Lastly, the DC-AC inverters used with HV Li batteries seem to top-out at 5KW, which means I would need to install 2 inverters on the same battery bank? Any design limitations or best practice guidelines for doing this?
Appreciate your guidance and advice.
Do not use the BYD HV batteries. Only the BYD LV (48V) batteries will work with the Victron inverter/chargers. The BYD B-Box are some of the lowest cost lithium LFP batteries available and are also modular so you can add more capacity if required.
I would recommend using a DC coupled system using the Victron Multiplus inverter together with the Victron MPPT solar charge controllers and BYD B-Box LV batteries.
Hope this helps,
Been doing more research on what’s available in the Philippines and there is a Victron distributor, with whom I’m currently getting a quotation. Unfortunately BYD 48V LFP batteries are not yet available, only Pylontech. Are you familiar with this brand?
Also wrestling with another design question, on which your expert opinion would be much appreciated.
I’m trying to design the system for maximum resilience, since solar components are not easily available, expensive to ship and take a long time to bring in.
My initial paper design is to feed an 8KW PV array into a 600AH 48V LFP battery bank and to run 2 separate 5KVA DC-AC inverters (output 230VAC) off of the same battery bank. Each inverter will be connected to a completely separate distribution panel. Each DP will feed separate household branch circuits.
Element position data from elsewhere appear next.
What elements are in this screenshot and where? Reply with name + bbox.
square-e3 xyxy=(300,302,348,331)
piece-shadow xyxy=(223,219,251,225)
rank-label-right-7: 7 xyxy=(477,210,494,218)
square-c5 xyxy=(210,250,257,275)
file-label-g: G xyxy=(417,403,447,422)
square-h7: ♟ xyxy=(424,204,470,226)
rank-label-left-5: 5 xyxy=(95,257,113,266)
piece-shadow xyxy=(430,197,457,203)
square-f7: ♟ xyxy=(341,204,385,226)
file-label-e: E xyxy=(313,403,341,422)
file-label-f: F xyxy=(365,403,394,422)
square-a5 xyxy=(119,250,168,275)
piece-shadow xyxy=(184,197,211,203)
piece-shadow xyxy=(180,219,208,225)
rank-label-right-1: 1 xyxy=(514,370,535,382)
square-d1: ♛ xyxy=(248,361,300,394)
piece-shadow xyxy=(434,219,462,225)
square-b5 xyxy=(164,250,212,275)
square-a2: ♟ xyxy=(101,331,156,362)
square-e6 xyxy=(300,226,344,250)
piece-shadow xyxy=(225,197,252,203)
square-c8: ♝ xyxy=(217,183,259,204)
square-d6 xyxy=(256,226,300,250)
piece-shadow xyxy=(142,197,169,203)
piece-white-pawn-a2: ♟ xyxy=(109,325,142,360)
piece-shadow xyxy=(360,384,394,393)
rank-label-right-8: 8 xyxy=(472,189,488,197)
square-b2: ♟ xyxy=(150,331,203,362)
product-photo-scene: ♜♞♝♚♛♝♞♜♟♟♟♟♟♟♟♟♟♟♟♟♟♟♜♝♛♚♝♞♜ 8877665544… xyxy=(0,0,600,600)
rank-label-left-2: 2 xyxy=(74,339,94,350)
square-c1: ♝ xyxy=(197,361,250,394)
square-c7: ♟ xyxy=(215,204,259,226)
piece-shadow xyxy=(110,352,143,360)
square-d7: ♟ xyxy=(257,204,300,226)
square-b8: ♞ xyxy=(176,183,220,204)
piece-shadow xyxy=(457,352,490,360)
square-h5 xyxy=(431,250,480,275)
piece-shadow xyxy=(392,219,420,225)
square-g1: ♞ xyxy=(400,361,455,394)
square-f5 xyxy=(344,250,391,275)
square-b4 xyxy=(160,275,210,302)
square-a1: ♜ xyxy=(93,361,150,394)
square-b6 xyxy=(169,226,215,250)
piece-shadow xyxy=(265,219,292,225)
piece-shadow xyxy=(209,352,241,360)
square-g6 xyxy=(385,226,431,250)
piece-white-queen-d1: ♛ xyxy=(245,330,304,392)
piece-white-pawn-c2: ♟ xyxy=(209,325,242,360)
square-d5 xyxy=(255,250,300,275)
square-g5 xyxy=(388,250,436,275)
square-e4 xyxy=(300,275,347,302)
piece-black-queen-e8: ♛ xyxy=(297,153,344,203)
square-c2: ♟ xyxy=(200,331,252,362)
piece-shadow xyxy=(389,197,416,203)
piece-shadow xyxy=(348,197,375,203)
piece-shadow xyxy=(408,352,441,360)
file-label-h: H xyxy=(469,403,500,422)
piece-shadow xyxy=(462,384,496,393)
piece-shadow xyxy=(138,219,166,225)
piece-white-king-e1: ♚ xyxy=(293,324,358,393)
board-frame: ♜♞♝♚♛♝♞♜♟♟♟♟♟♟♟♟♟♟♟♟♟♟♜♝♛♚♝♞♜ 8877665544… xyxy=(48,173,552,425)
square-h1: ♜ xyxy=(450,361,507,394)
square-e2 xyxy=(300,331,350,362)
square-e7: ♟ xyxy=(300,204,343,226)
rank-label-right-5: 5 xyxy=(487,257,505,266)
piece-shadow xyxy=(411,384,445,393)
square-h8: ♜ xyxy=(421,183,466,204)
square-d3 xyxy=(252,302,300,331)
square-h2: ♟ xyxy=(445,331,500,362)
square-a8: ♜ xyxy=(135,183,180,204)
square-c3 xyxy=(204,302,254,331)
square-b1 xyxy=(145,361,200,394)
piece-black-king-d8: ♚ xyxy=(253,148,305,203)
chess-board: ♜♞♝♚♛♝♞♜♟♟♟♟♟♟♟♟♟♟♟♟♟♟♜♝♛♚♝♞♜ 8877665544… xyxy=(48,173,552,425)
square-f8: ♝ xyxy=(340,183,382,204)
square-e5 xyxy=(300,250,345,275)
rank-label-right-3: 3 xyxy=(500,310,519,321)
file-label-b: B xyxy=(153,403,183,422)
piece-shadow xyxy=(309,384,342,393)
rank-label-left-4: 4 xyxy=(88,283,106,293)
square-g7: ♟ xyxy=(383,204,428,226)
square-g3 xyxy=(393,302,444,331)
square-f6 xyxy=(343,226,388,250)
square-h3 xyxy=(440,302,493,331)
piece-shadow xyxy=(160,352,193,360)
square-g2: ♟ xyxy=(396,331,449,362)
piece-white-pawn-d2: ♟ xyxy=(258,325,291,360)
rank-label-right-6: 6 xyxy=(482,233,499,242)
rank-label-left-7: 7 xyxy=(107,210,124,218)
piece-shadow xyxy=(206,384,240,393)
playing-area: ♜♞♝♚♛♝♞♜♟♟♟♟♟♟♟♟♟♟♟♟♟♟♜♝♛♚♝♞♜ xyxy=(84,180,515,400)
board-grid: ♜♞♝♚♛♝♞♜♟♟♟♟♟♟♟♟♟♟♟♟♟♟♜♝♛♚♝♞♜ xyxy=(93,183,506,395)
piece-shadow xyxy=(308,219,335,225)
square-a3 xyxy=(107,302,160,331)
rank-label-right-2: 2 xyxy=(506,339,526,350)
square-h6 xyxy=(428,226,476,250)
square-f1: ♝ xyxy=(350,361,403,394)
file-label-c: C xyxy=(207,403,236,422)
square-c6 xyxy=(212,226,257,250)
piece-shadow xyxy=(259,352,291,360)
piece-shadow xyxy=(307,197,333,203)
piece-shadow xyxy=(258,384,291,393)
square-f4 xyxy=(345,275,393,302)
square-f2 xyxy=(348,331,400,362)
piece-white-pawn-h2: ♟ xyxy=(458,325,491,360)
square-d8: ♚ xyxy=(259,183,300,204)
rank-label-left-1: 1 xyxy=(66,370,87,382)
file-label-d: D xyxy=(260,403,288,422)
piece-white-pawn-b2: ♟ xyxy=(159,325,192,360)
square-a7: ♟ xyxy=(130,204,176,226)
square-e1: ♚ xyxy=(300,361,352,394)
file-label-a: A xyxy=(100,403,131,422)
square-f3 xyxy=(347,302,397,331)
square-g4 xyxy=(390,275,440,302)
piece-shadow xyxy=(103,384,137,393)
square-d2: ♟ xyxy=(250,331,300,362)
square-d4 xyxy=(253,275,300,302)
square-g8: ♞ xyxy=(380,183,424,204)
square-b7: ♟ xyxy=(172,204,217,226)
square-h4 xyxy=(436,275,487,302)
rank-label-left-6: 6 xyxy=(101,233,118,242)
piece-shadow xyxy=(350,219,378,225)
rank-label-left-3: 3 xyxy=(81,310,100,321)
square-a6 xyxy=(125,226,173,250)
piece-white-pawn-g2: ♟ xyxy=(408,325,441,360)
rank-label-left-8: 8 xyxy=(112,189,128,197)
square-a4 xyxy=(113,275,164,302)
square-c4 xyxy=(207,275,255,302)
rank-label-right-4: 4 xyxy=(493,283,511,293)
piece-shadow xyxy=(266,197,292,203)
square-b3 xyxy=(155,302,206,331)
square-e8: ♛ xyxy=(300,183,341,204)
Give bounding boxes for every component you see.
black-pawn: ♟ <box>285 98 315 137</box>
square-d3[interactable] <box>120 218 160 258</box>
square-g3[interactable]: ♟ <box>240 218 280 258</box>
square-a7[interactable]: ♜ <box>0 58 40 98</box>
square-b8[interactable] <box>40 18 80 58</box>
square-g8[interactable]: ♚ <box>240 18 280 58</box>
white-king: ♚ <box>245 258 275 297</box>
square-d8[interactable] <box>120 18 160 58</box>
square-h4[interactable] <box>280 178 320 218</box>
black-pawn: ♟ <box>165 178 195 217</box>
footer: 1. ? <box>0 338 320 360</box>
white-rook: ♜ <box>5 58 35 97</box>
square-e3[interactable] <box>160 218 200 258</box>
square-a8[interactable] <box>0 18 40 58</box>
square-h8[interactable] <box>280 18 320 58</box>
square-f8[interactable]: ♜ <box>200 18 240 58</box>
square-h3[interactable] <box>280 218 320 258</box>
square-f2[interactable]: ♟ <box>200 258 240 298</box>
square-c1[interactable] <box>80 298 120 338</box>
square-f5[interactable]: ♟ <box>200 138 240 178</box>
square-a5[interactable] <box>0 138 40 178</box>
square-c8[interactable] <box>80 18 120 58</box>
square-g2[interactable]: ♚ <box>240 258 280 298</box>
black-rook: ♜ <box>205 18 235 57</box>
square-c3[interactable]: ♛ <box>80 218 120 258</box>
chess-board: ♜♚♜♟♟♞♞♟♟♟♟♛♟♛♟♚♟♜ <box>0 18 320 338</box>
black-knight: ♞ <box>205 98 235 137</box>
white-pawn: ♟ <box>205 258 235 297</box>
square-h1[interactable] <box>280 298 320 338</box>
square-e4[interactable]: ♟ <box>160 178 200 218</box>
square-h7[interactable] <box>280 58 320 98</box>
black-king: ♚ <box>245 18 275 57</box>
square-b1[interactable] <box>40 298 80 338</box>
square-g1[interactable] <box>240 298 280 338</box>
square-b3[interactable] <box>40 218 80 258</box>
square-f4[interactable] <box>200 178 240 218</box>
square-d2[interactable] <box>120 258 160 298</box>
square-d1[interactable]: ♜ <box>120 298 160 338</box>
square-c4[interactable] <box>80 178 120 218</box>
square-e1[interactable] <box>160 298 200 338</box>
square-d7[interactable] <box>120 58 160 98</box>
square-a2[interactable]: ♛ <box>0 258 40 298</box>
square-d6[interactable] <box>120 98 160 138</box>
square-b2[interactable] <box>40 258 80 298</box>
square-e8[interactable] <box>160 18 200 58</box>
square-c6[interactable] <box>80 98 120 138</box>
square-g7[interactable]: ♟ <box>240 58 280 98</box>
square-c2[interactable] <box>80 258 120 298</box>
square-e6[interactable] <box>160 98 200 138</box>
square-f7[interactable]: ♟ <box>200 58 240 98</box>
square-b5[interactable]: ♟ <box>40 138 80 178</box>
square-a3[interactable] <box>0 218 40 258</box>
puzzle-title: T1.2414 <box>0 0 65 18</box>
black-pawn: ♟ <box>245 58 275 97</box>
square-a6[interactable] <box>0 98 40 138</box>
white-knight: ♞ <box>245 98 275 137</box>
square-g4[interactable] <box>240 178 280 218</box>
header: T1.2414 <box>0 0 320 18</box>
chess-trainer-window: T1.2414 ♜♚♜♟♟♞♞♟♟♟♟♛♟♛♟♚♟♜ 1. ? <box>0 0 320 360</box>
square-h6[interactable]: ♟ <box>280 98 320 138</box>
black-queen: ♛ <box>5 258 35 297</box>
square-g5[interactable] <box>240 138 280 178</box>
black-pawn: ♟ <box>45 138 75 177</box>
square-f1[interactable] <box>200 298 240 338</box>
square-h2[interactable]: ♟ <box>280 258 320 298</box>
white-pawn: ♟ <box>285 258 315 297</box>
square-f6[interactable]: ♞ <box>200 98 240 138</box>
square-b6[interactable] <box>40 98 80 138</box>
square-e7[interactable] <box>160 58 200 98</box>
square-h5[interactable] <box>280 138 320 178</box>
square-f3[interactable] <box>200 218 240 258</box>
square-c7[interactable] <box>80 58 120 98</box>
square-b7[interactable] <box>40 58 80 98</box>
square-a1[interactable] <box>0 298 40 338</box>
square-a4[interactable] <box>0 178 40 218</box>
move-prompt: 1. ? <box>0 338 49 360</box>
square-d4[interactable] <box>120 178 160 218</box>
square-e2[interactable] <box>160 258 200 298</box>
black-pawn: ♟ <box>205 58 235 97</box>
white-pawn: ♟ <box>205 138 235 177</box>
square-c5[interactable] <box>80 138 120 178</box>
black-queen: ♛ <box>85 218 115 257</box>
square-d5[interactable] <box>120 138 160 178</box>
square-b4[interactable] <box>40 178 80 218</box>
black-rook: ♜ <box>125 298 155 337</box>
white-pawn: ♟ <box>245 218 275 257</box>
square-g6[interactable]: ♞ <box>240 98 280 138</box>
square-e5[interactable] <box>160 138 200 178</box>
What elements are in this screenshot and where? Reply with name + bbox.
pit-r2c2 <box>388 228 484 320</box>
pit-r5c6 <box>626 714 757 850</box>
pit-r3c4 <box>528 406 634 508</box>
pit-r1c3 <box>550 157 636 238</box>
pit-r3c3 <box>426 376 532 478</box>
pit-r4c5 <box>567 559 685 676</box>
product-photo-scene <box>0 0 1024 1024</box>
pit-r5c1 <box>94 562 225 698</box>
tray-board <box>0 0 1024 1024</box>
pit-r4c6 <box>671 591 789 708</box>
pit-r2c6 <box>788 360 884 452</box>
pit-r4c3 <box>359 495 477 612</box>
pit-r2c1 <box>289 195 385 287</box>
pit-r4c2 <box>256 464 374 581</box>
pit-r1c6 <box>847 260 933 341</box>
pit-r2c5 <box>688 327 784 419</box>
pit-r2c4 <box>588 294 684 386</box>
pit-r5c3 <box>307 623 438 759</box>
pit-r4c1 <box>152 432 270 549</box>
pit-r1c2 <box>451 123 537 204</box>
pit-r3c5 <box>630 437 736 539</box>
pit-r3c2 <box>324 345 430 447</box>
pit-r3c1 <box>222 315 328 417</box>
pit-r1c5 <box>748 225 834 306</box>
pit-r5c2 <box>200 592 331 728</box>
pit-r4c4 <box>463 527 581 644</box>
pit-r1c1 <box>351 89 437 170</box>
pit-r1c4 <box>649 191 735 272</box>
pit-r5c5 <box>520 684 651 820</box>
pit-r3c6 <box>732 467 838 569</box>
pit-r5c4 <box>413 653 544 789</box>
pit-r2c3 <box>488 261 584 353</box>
My question is whether connecting 2 separate inverters to a single LFP battery bank is OK? Do I need to sync the inverters, even though they are connected to completely separate loads?.
Grateful for any expert advice.Thanks.
Pylontech batteries are a great choice actually. In my experience even better than BYD. Here is some info about the Pylontech batteries - https://www.victronenergy.com/live/battery_compatibility:pylontech_phantom
I don’t see any reason why two separate inverters running in parallel would be a problem, as long as you stated that each will be connected to separately isolated distribution boards. With Victron inverters you can also connect inverters in parallel no problem. Syncing inverters is only required when running split-phase or 3-phase loads.
You will need to use a common BVM to monitor the battery state of charge.